Setelah kalah dalam perkara Douwes Dekker yang tak lain adalah Multatuli dipulangkan ke Eropa. Namun semangat perlawan dan pemberontakan yang dilakukannya tak kunjung padam. Pemerintah Belanda tak bisa memberangus “ideologi” Multatuli. Dengan menyewa sebuah apartemen sederhana di Belgia mulai melakukan perlawanan.

Manifestasi Sebuah Keyakinan
Dengan berbekal keyakinan yang termanifestasikan dalam kata-kata “ya, aku bakal dibaca” Multatuli melahirkan karyanya bertajuk Max Havelaar. Novel Max Havelaar karya Multatuli yang diterbitkan pada tahun 1860 ini sangat laris dan menggemparkan daratan Eropa.

Dan sudah pasti pemerintah Belanda tak menyukainya, karena melalui Max Xavelaar ini Multatuli membuka “borok” dan mempermalukan pemerintah Hindia Belanda di mata dunia.
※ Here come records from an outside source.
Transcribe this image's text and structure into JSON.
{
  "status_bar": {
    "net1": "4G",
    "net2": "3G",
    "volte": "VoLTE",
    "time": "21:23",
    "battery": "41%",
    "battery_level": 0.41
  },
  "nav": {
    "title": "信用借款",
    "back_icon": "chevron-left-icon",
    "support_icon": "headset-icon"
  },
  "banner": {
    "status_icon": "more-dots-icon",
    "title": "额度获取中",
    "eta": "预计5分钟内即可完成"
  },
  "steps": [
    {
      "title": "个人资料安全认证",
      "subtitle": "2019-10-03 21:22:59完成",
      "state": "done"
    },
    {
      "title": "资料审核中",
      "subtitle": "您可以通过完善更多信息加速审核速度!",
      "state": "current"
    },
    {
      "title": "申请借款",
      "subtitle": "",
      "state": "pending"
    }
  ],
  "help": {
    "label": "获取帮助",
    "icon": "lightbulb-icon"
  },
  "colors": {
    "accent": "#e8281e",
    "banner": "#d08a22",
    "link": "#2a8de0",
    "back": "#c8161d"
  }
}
Novel Max Havellar yang menggunakan tokoh Multatuli dan Stren sebagai pihak yang menentang tanam paksa dan kerja rodi. Sedangkan  tokoh Droogstoppel yang mendukung tanam paksa dan dagang kopi.

Memang masalah tanam paksa mendapatkan porsi yang istimewa dalam Max Havellar. Untuk itulah Max Havelaar juga mengupayakan pemberian upah yang layak bagi para pekerja.
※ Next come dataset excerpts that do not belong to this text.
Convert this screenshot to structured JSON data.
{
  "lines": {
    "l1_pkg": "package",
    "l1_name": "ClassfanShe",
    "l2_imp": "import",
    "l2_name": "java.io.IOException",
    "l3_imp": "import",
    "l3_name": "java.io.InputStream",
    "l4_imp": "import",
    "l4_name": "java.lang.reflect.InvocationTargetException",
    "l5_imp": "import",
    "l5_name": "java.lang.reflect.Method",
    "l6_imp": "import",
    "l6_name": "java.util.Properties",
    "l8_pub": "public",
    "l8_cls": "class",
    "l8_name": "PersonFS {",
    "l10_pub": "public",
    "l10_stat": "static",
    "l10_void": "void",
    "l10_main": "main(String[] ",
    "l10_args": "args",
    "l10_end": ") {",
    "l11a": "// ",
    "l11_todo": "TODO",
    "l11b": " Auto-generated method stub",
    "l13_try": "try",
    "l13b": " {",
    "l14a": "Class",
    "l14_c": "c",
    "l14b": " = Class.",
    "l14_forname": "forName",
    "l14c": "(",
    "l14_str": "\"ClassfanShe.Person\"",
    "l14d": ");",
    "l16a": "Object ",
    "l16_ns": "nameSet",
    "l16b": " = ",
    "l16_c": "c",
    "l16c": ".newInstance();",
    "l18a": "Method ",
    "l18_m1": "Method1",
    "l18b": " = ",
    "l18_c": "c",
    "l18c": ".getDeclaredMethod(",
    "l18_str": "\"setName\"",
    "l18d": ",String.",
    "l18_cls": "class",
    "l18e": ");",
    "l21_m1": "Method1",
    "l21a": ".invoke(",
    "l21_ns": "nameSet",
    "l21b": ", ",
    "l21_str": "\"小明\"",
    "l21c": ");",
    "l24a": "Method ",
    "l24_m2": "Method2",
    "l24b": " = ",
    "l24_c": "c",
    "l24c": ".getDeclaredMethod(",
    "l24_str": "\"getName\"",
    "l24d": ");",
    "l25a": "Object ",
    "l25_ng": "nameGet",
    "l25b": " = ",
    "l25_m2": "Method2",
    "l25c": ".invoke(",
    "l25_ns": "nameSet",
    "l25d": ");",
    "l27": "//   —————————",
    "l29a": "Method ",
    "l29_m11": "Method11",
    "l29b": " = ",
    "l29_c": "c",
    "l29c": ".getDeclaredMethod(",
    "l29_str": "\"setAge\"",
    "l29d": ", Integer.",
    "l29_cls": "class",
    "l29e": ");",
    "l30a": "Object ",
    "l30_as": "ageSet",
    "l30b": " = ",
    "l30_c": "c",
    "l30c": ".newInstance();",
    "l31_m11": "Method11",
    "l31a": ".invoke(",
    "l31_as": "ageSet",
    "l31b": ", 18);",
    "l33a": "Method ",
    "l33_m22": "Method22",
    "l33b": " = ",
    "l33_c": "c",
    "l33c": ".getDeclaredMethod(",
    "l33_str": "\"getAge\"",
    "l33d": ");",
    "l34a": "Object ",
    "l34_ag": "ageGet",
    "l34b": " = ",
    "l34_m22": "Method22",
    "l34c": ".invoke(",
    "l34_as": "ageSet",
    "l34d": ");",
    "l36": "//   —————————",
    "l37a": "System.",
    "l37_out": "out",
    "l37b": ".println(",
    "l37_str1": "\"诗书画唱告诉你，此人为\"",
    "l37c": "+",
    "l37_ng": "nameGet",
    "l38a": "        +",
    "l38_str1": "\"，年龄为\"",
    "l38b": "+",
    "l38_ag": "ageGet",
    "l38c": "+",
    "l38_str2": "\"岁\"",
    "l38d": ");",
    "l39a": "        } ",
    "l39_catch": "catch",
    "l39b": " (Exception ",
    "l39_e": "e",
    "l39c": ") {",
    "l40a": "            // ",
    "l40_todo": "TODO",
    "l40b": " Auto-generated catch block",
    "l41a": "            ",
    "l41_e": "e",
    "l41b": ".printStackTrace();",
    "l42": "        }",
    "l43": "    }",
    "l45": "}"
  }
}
Sifat antikolonial Max Havelaar ditunjukkan dengan menolak penindasan, perampasan, penganiayaan, antidiskriminasi, meskipun berimbas pada perdaganganan kopi.

Pada sisi lain, Max Havelaar adalah novel prokolonial, karena juga ikut mendukung kekuasaan pemerintah Belanda atas wilayah Indonesia. Novel ini terpengaruh oleh hegemoni kolonial atas kompetisi produk-produk industri dari negara jajahan Eropa pada abad ke-19.
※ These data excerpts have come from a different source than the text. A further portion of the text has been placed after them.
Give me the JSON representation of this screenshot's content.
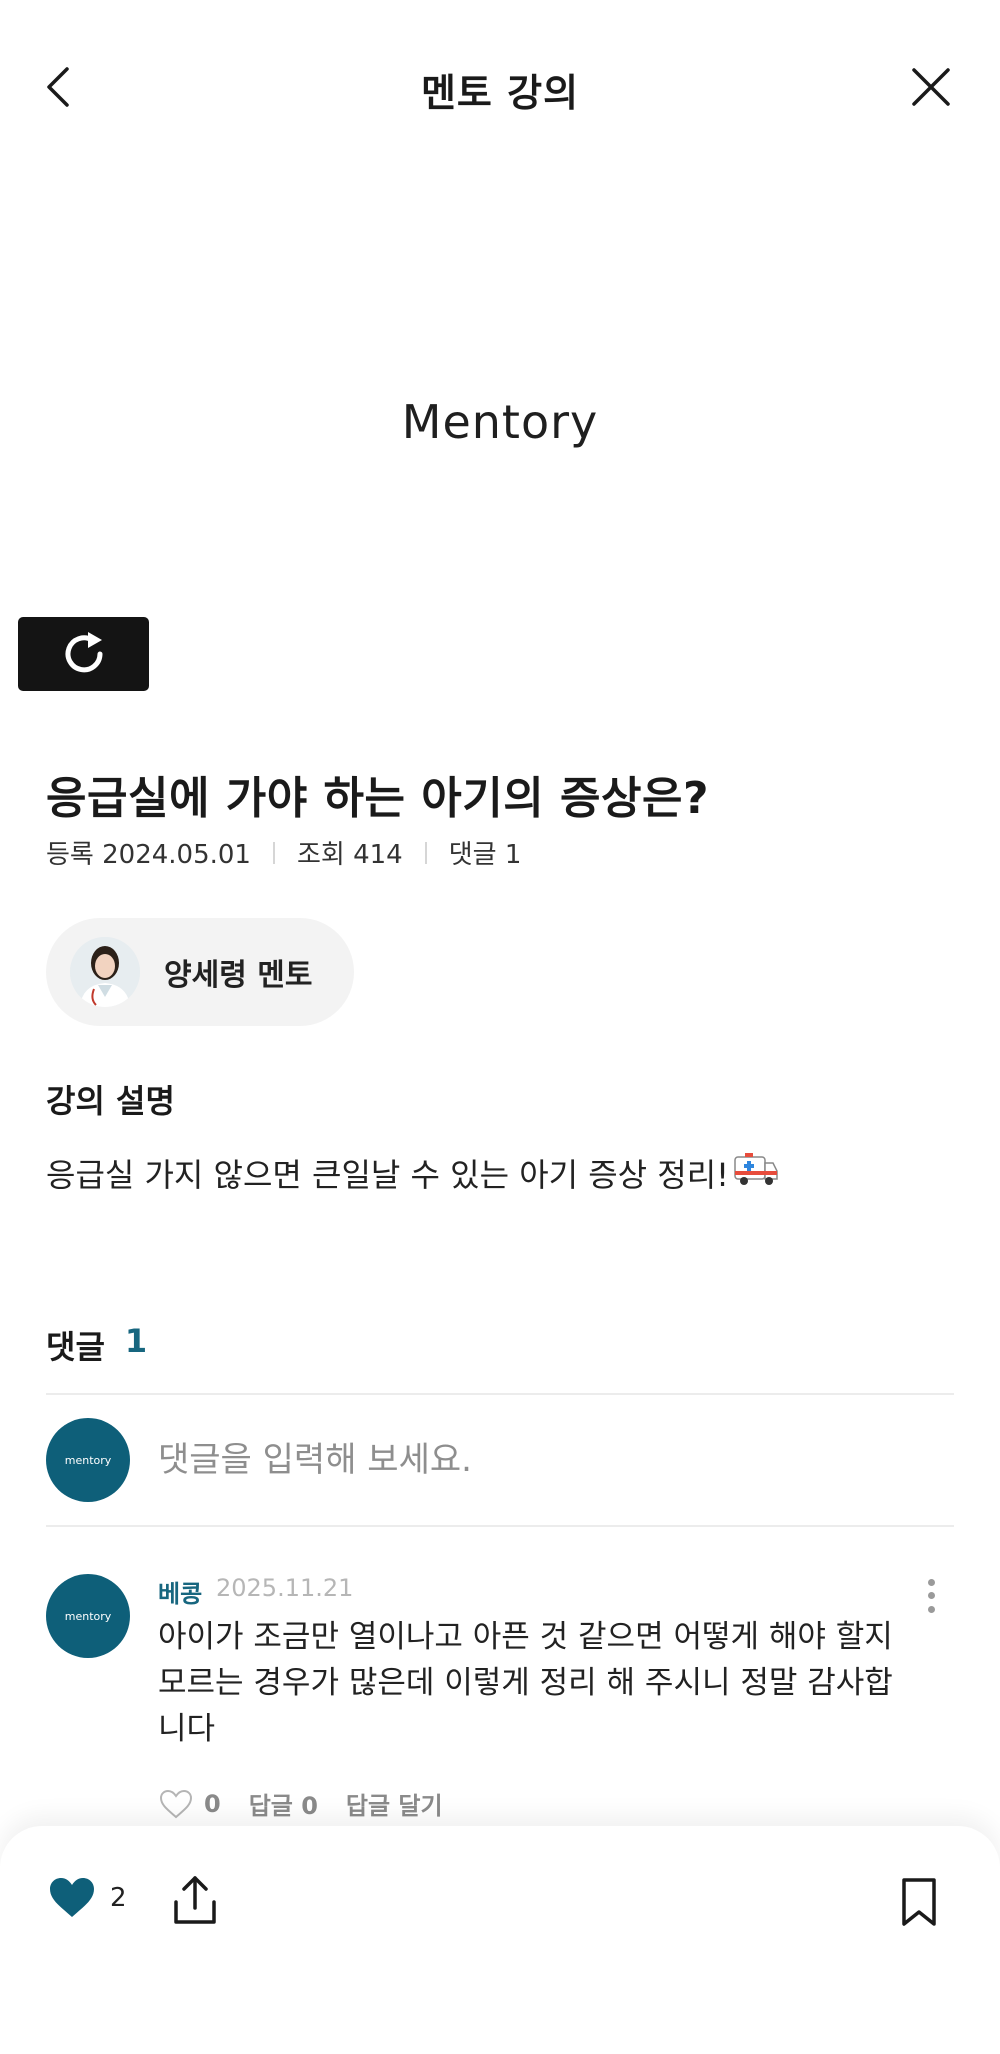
{
  "header": {
    "title": "멘토 강의",
    "back_icon": "chevron-left-icon",
    "close_icon": "close-icon"
  },
  "video": {
    "logo_text": "Mentory",
    "replay_icon": "replay-icon"
  },
  "lecture": {
    "title": "응급실에 가야 하는 아기의 증상은?",
    "meta": {
      "registered": "등록 2024.05.01",
      "views": "조회 414",
      "comments": "댓글 1"
    }
  },
  "mentor": {
    "name": "양세령 멘토"
  },
  "description": {
    "label": "강의 설명",
    "text": "응급실 가지 않으면 큰일날 수 있는 아기 증상 정리!",
    "emoji": "🚑"
  },
  "comments": {
    "label": "댓글",
    "count": "1",
    "input_placeholder": "댓글을 입력해 보세요.",
    "avatar_text": "mentory",
    "items": [
      {
        "author": "베콩",
        "date": "2025.11.21",
        "body": "아이가 조금만 열이나고 아픈 것 같으면 어떻게 해야 할지 모르는 경우가 많은데 이렇게 정리 해 주시니 정말 감사합니다",
        "likes": "0",
        "replies": "답글 0",
        "reply_action": "답글 달기"
      }
    ]
  },
  "bottom_bar": {
    "like_count": "2",
    "colors": {
      "accent": "#0e5f79",
      "text": "#222222"
    }
  }
}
Memang wacana pembebasan pada novel ini baru  terbatas pada kelas pekerja (buruh tanam paksa) dan kelas bawah (rakyat) atas pengusaha dan penguasa. Novel ini memang belum berbicara pada pembebasan politis. Tetapi paling tidak lewat “keberanian” yang dipompakan Multatuli lewat Max Havelaar orang berani melawan kolonialisme.

Melalui novel Max Havelaar , Multatuli dapat menyampaikan pandangan-pandangan  dan idiologinya secara implisit dan imajinatif. Pandangan-padangan Multatuli bisa membuka pikiran termasuk tokoh-tokoh pergerakan Indonesia untuk memperjuangkan kemerdekaan yang memang menjadi hak segala bangsa.

Max Havelaar sebagai sebuah novel, meskipun sudah diterbitkan hampir 150 tahun lalu tetap relevan hingga kini. Selama ketidakadilan dan ketertindasan masih ada di muka bumi ini, suara-suara Multatuli lewat Max Havelaar masih layak terus digemakan. Max Havelaar, sebagai sebuah karya sastra memang layak menjadi inspirasi bagi orang-orang yang ingin merdeka dan melakukan perlawanan dari segala bentuk penjajahan dan ketidakadilan.

Christian Heru Cahyo Saputro, Editor dan Penghayat kesenian, tinggal di Lampung.